Answer
$F_0\gt F_{1-α,n_1-1,n_2-1}$: null hypothesis is rejected.
There is enough evidence to conclude that the variability in wait time in the single line is less than that for the multiple lines.
Work Step by Step
$s_1,n_1~and~d.f._1$ refer to single line and $s_2,n_2~and~d.f._2$ refer to multiple lines.

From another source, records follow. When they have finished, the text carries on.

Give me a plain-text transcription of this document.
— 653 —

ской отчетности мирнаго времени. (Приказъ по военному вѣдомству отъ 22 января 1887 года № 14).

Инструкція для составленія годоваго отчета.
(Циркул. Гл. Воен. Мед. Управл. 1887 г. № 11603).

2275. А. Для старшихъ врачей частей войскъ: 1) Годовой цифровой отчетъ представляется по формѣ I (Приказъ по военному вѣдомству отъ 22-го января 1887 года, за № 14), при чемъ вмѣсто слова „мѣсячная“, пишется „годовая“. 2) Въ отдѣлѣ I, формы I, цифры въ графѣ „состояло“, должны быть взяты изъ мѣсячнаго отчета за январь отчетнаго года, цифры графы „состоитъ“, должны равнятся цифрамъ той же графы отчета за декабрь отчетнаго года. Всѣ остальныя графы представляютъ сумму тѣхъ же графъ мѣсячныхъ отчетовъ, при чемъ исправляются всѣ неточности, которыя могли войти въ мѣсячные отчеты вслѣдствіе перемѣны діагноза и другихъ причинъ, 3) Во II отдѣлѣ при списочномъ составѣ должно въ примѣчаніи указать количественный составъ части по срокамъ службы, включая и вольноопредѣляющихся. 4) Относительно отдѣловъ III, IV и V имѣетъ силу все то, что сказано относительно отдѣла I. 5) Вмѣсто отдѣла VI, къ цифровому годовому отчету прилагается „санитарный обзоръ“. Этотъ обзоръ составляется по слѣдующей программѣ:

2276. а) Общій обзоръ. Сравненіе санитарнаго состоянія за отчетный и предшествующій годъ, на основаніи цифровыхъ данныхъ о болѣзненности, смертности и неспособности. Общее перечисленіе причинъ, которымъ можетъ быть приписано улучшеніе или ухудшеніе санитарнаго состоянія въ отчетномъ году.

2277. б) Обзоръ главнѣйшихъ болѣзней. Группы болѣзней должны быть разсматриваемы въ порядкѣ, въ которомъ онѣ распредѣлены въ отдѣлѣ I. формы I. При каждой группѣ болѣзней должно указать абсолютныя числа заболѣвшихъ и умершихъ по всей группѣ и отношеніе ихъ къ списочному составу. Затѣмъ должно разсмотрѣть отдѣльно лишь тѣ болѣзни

$H_0:~σ_1=σ_2$ versus $H_1:σ_1\ltσ_2$
$s_1=\sqrt {\frac{∑(x_{1_i}-x ̅_1)^2}{n_1-1}}=0.574$
$s_2=\sqrt {\frac{∑(x_{2_i}-x ̅_2)^2}{n_2-1}}=1.012$
$F_0=\frac{s_1^2}{s_2^2}=\frac{0.574^2}{1.012^2}=0.32$
$d.f_1=n_1-1=20-1=19$
$d.f_2=n_2-1=20-1=19$
Left-tailed test:
$F_{α,n_1-1,n_2-1}=F_{0.05,19,19}=2.12$
(According to table VIII, for $d.f._1=20$, the closest value to 19, $d.f._2=20$, the closest value to 19, and area in the right tail = 0.05)
$F_{1-α,n_1-1,n_2-1}=F_{0.95,19,19}=\frac{1}{F_{0.05,19,19}}=\frac{1}{2.12}=0.47$
Since $F_0\lt F_{1-α,n_1-1,n_2-1}$, we reject the null hypothesis.